Новейшая история еврейского народа. От французской революции до наших дней. Том 1
- Автор: Семен Дубнов
- Жанр: История: прочее
- Дата выхода: 2002
Читать книгу "Новейшая история еврейского народа. От французской революции до наших дней. Том 1"
Еще короче, чем в Вестфалии, был промежуток эмансипации в старом гнезде бесправия — Франкфурте-на-Майне. Когда в сентябре 1806 года прежний имперский город с его мрачным гетто очутился в полосе наполеоновского Рейнбунда (выше, § 29), евреям казалось, что наступил час их освобождения. Консервативная франкфуртская община была еще очень далека от берлинского вольнодумства, и тем не менее и в ней что-то зашевелилось: дух времени проникал в гетто сквозь пробитые берлинским просвещением бреши и волновал, звал к новой жизни.
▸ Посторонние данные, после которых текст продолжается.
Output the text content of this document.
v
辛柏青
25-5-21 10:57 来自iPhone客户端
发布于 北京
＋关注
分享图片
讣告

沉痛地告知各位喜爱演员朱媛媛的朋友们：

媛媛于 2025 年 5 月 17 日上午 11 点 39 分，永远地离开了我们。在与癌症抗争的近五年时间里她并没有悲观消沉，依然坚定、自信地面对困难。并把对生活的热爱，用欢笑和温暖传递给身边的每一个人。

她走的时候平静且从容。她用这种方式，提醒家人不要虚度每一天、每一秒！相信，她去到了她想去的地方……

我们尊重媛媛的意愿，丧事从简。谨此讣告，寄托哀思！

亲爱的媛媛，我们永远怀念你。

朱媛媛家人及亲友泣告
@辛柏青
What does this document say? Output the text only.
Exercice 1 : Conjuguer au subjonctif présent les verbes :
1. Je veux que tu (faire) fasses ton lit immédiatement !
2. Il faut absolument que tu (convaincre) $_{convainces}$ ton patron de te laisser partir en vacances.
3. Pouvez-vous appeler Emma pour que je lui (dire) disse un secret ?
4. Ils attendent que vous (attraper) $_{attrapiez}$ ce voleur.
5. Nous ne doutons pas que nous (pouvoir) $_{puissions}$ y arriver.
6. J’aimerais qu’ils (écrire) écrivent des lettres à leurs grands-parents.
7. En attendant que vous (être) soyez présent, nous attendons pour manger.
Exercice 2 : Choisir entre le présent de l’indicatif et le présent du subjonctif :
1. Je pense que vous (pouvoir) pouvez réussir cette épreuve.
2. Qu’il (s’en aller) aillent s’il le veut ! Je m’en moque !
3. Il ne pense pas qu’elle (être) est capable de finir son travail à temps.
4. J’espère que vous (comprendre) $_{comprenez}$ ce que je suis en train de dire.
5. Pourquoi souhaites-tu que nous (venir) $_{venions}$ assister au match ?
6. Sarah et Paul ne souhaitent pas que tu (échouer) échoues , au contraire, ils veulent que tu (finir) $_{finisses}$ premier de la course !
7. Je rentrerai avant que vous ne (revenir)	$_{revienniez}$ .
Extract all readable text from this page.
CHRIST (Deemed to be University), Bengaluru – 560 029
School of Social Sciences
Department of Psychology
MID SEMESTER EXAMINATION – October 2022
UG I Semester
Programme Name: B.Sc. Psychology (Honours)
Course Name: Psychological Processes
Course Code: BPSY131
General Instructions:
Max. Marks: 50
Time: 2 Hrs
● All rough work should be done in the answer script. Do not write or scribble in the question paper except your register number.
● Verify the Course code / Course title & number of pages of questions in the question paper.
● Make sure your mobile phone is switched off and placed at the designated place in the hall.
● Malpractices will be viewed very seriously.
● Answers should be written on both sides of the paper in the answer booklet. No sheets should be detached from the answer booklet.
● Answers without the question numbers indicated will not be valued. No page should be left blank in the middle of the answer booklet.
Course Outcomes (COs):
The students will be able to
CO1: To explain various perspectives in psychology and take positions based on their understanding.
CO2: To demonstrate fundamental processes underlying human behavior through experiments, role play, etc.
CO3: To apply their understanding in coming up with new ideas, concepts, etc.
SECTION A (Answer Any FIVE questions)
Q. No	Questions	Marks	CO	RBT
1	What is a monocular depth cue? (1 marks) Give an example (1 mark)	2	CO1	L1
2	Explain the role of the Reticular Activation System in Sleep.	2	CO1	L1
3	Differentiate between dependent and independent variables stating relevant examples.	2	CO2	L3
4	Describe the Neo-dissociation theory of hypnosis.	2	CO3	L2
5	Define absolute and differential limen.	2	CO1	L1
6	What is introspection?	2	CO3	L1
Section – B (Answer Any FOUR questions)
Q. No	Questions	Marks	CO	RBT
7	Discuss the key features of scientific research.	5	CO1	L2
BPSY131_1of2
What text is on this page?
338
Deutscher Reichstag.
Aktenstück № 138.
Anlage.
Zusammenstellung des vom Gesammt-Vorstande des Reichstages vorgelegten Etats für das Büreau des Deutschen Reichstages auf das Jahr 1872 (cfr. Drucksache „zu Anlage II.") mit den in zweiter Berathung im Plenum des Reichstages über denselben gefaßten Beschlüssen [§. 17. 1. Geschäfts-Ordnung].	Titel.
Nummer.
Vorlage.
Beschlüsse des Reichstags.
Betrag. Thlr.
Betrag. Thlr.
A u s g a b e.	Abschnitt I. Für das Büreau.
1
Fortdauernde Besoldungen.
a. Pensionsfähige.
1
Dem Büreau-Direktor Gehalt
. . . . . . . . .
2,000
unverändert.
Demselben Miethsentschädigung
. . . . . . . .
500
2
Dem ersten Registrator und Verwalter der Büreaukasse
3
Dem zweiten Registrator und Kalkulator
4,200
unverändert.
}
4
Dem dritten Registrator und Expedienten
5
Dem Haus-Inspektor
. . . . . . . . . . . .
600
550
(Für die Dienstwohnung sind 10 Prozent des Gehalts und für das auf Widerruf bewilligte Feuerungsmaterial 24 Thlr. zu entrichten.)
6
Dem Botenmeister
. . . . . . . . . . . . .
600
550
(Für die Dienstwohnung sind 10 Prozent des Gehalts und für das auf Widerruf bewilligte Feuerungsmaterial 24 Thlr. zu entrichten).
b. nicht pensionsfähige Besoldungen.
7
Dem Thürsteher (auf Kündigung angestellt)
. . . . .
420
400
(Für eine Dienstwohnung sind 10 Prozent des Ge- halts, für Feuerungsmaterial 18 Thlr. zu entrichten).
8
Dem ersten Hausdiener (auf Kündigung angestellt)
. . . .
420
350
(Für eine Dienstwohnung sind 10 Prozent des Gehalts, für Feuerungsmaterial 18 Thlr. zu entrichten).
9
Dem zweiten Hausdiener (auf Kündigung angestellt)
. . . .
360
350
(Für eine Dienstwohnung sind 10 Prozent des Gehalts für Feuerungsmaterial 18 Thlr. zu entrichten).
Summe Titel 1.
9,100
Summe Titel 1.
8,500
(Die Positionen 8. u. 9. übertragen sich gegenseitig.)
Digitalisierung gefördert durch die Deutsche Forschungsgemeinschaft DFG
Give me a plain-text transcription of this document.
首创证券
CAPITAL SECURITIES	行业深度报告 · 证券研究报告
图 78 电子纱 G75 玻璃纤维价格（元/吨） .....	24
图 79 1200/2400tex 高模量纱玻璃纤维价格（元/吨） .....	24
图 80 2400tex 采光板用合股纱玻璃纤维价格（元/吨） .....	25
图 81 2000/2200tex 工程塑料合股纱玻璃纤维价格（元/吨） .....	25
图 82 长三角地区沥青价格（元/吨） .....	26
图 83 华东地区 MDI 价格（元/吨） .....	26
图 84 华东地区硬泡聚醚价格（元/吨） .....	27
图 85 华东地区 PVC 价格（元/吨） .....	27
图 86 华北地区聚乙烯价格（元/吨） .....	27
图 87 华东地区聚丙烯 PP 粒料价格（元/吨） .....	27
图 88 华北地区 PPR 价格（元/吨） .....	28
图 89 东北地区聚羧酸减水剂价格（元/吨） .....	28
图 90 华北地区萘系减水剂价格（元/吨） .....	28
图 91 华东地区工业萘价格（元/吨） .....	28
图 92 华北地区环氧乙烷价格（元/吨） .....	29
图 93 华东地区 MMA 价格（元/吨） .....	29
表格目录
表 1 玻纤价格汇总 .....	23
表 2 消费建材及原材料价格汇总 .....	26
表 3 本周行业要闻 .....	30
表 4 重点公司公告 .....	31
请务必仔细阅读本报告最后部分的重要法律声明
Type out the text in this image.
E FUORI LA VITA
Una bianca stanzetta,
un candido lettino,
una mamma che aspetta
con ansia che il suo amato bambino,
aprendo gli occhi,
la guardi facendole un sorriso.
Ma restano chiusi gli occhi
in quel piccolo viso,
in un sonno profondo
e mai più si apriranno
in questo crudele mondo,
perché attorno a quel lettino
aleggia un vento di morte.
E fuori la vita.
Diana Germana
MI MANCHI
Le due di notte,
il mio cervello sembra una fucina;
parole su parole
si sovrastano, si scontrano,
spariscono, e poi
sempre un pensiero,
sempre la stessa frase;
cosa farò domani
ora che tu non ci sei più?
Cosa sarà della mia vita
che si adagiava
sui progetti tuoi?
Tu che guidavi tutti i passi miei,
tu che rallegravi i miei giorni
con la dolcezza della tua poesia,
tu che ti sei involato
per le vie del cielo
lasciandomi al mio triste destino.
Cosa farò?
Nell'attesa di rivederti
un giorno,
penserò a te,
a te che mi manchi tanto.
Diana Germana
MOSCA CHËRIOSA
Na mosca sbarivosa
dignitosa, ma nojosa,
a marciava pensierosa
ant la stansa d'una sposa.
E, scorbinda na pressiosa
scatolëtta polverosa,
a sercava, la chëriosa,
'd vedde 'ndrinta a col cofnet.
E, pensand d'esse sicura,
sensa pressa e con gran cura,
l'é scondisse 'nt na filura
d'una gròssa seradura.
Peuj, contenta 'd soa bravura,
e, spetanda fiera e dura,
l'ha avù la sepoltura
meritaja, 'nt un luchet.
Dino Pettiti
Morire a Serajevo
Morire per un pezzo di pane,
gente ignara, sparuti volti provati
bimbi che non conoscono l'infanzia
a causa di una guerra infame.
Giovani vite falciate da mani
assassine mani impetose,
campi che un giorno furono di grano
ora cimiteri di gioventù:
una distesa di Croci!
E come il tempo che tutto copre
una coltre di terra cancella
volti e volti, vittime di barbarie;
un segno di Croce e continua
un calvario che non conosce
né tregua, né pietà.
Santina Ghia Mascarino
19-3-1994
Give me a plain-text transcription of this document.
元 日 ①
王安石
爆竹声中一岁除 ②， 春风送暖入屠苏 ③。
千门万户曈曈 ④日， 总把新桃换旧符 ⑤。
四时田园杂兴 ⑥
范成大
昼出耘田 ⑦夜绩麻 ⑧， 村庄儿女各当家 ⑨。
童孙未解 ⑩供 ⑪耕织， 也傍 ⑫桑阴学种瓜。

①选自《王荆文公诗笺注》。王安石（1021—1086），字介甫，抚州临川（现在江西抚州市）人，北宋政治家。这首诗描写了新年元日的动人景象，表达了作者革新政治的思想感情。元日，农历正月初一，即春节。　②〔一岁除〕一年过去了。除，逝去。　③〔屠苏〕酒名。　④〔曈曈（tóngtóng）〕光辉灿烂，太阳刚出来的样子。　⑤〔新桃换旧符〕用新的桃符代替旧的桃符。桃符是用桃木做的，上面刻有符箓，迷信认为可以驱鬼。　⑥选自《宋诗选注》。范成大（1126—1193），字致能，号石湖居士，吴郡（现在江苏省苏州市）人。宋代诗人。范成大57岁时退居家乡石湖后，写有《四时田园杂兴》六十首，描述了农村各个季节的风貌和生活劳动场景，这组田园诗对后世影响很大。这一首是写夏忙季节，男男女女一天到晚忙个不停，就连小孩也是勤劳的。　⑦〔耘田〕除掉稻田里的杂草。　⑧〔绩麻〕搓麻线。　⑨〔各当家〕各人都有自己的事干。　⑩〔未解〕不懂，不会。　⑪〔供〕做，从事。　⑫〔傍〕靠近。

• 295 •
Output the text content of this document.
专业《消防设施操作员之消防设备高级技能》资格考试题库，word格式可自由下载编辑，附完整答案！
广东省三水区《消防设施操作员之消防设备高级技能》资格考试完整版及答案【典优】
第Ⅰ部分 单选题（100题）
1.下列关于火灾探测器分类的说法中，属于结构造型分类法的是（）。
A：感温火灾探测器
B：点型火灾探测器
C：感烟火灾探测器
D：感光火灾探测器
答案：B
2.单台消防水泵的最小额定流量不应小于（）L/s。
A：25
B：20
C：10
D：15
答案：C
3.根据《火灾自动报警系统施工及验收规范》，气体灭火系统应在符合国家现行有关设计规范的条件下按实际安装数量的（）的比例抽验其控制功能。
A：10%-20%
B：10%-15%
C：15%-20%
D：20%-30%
Группа просвещенных франкфуртцев основала свободную гимназию «Филантропин» для воспитания еврейских детей в духе современности (1804), и новое учреждение стало цитаделью реформы. Весть о заседаниях собрания нотаблей в Париже в июле 1806 года подняла дух франкфуртских прогрессистов и тем сильнее окрылила их надежды, что в те же дни Наполеон взял в свои руки судьбы Германии. Во Франкфурте образовался союз передовых людей под именем «Gesellschaft zur Förderung des Glückes der Israeliten», который поставил себе целью пересадить французские реформы на почву Германии. В ноябре 1806 г. из Франкфурта был послан в Париж приветственный адрес собранию нотаблей, покрытый 250 подписями. В адресе восхвалялись великодушие французской нации, «разбившей оковы столь долго угнетаемого народа», благодеяния «бессмертного Наполеона», созвавшего лучших людей еврейства для «очищения нашей религии», и «мудрые ответы» парижского собрания на вопросы императора; выражалось пожелание, чтобы «прекрасный пример Франции распространился и по ту сторону границ этой империи». Франкфуртский адрес был прочитан в парижском собрании в тот момент, когда оно готовилось уступить место «великому Синедриону», и председатель Фуртадо ответил германским приверженцам наполеоновского культа письмом в том же духе. Спустя два месяца представители франкфуртской общины, раввин Соломон Триер и Исаак Гильдесгеймер, имели уже счастье заседать в парижском Синедрионе. В одном из последних заседаний франкфуртские депутаты заявили, что их община всецело присоединяется к решениям Синедриона и готова подчиниться им, «после того, как наши братья будут пользоваться равными гражданскими правами, какими уже пользуются евреи Франции и Италии». Связь внутренней реформы с эмансипацией была ясно установлена в этом заявлении, и паломничество франкфуртцев в Париж получило здесь надлежащее освещение.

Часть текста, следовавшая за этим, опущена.